Überraschend hat der EuGH dem BGH widersprochen und eine seit 2010 Widerrufsinformation für fehlerhaft erklärt. Damit ist nunmehr die Tür für die Überprüfung und ggf. Widerruf zahlreicher Kreditverträge eröffnet worden. Der Entscheidung des EuGH lag ein Verfahren des LG Saarbrücken zugrunde, in welchem die dortigen Parteien über die Wirksamkeit eines im Jahr 2012 abgeschlossenen Darlehensvertrages stritten. Die Darlehensnehmer hatten diesen Kreditvertrag unter Berufung auf eine fehlerhafte Widerrufsinformation im Jahr 2016 widerrufen.

Das Landgericht Saarbrücken war der Auffassung, dass die Bank fehlerhaft über das Widerrufsrecht informiert hatte, da ein in der Belehrung enthaltener Verweis auf gesetzliche Vorschriften mit der europäischen Verbraucherkreditrichtlinie nicht zu vereinbaren ist. Allerdings sah sich das Landgericht Saarbrücken daran gehindert, zugunsten des Darlehensnehmers zu entscheiden, da der Bundesgerichtshof  in ständiger Rechtsprechung die von der Kreissparkasse verwendete Widerrufsinformation für ordnungsgemäß erachtete und die dortige sog. Kaskadenverweisung für transparent und nachvollziehbar hielt. Die Belehrung setzte daher die Widerrufsfrist in Gang, so das ein Widerruf in 2016 verfirntet wäre. Das Landgericht Saarbrücken folgte dieser Auffassung nicht und legte die Angelegenheit dem Europäischen Gerichtshof vorab zur Entscheidung vor.

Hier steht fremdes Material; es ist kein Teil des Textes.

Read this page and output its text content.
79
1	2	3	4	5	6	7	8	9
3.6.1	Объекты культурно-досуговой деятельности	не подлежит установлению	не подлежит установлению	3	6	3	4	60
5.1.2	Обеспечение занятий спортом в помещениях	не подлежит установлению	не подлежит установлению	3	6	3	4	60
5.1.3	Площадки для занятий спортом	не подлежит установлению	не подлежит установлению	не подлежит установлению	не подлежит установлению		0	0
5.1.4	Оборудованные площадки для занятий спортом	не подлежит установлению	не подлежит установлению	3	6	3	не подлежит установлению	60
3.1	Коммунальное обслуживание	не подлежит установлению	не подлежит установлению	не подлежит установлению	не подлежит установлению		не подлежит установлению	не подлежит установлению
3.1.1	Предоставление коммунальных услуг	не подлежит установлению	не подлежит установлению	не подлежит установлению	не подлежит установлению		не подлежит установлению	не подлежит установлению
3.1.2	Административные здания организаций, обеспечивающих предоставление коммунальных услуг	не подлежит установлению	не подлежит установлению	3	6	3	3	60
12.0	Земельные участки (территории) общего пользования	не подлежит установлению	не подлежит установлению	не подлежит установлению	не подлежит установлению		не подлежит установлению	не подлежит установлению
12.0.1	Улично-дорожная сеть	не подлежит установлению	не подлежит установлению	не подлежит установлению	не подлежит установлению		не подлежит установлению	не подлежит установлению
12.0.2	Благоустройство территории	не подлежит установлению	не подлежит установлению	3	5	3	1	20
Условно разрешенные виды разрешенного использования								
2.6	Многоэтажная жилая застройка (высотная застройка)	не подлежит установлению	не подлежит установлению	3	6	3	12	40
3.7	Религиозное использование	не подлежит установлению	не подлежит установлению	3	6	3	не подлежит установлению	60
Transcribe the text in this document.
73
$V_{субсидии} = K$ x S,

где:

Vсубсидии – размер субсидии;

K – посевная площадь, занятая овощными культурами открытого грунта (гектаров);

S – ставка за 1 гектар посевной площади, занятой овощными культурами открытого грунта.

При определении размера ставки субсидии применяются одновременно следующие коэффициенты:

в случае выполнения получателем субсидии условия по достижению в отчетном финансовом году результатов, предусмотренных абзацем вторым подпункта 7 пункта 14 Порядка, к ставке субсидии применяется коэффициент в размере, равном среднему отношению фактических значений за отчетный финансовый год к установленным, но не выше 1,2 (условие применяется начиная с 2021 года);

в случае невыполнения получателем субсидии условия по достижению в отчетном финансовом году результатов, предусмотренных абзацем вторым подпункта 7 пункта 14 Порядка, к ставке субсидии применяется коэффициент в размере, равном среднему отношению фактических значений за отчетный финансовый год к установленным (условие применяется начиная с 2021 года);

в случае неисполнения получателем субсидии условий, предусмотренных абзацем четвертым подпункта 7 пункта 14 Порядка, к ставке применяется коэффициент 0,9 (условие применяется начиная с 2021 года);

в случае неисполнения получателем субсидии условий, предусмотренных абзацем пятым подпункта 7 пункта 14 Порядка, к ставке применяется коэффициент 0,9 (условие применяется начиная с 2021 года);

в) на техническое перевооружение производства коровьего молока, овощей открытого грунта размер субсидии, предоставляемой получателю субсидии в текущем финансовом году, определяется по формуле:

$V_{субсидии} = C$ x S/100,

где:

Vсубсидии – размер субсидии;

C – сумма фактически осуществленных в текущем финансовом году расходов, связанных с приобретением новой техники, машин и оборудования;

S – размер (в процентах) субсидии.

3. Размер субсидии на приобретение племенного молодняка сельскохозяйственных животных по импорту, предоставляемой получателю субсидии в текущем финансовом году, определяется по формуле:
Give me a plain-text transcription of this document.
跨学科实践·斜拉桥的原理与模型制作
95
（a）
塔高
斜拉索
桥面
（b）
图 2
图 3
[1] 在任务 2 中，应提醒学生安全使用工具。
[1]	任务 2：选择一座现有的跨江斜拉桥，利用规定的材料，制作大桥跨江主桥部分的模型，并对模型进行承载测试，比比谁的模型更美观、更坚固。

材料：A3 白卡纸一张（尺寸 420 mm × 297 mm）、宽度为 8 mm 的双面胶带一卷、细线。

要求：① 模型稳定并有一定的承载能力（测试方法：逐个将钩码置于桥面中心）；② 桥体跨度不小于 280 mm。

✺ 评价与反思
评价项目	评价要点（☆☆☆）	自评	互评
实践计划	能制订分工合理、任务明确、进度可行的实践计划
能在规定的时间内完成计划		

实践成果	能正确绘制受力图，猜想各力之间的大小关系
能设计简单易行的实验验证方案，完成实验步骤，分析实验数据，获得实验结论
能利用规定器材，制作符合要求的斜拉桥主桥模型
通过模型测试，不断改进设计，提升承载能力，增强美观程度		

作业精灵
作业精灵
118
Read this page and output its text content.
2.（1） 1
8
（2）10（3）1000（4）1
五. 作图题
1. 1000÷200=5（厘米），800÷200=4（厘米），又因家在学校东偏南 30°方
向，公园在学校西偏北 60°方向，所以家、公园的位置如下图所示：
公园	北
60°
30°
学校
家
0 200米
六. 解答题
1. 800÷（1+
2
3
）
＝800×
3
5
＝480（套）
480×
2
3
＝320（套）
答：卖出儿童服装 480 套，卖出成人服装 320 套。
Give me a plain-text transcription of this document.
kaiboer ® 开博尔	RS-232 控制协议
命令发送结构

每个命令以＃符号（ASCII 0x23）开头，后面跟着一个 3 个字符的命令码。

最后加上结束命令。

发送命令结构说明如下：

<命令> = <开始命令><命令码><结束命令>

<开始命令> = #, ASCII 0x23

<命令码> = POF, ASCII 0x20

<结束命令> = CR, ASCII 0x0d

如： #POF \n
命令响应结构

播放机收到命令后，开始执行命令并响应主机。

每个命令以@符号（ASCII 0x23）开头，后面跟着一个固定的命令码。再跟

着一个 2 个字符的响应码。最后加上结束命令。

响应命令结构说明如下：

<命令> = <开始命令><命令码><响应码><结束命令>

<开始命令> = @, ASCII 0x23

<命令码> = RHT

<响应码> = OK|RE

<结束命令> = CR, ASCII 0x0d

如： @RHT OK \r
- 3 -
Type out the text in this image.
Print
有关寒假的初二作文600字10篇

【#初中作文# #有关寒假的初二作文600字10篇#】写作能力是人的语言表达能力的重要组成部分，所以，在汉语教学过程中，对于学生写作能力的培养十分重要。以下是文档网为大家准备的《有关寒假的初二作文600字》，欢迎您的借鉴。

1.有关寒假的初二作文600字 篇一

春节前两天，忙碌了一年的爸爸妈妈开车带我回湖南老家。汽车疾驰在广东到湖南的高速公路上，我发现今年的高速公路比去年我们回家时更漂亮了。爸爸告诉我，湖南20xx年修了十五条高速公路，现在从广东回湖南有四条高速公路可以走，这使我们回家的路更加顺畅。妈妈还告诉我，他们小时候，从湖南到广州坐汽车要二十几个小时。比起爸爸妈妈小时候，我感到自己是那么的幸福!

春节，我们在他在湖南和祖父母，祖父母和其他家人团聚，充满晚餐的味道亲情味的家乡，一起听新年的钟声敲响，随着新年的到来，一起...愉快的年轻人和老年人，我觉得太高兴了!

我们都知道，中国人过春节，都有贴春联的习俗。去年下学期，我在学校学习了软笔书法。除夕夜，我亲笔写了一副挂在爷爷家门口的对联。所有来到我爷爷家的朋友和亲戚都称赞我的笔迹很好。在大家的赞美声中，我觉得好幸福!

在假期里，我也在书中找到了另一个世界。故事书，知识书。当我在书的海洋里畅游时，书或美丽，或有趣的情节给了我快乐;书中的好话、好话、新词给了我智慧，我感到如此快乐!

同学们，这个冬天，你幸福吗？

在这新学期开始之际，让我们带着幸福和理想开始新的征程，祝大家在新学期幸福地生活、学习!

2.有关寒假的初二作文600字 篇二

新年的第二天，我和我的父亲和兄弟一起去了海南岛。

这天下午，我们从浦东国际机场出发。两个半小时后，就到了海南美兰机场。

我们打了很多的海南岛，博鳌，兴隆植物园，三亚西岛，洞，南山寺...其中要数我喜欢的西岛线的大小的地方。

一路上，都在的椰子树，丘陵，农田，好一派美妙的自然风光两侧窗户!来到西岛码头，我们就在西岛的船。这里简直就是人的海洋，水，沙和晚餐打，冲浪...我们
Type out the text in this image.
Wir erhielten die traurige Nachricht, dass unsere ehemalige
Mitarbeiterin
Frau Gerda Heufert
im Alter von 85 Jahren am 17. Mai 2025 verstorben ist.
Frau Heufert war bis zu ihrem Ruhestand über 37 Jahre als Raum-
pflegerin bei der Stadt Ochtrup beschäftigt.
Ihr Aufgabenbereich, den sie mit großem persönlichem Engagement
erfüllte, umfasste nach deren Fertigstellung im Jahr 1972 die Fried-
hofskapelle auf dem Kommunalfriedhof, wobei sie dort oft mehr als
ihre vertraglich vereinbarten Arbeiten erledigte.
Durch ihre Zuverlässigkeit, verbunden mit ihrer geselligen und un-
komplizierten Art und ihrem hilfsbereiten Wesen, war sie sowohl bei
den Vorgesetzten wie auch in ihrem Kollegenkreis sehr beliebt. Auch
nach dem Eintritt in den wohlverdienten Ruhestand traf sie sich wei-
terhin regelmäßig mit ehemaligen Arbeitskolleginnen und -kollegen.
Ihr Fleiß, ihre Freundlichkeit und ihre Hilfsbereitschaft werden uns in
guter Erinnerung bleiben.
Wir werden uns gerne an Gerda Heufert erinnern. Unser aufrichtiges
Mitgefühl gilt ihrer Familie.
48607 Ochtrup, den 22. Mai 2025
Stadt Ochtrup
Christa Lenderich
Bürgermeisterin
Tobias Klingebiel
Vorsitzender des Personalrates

Der Europäische Gerichtshof hat mit Beschluss vom 26.03.2020 entscheiden, dass Verbraucherkreditverträge in klarer und prägnanter Form die Modalitäten für die Berechnung der Widerrufsfrist angeben müssen. Es reicht nicht aus, dass der Vertrag hinsichtlich der Pflichtangaben, deren Erteilung an den Verbraucher für den Beginn der Widerrufsfrist maßgeblich ist, auf eine nationale Vorschrift verweist, die selbst auf weitere nationale Rechtsvorschriften verweist. Dadurch werde dem Verbrauche überhaupt nicht klar, worauf es hinsichtlich des Beginns der Widerrufsfrist überhaupt ankomme und welche Angaben im Vertrag aufgeführt werden müssen. Nach Auffassung des EuGH ist die vorgelegte Widerrufsinformation fehlerhaft und das LG Saarbrücken hat dies in seiner Entscheidung zu berücksichtigen.

Hat eine Bank über den Widerruf fehlerhaft belehrt, kann der Darlehensnehmer seinen Kreditvertrag auch jetzt noch widerrufen. Allerdings ist zu berücksichtigen, dass die Richtlinie keine Anwendung für Immobiliarkreditverträge entfaltet. Zudem hat der deutsche Gesetzgeber eine Muster-Widerrufsinformation vorgegeben, die von den Banken häufig verwandt wurde. Ob und inwieweit sich Banken darauf berufen dürfen, dass sie auf die Wirksamkeit der gesetzlichen Musterbelehrung vertraut haben (Gesetzlichkeitsfiktion), wird nunmehr mit Spannung zu verfolgen sein.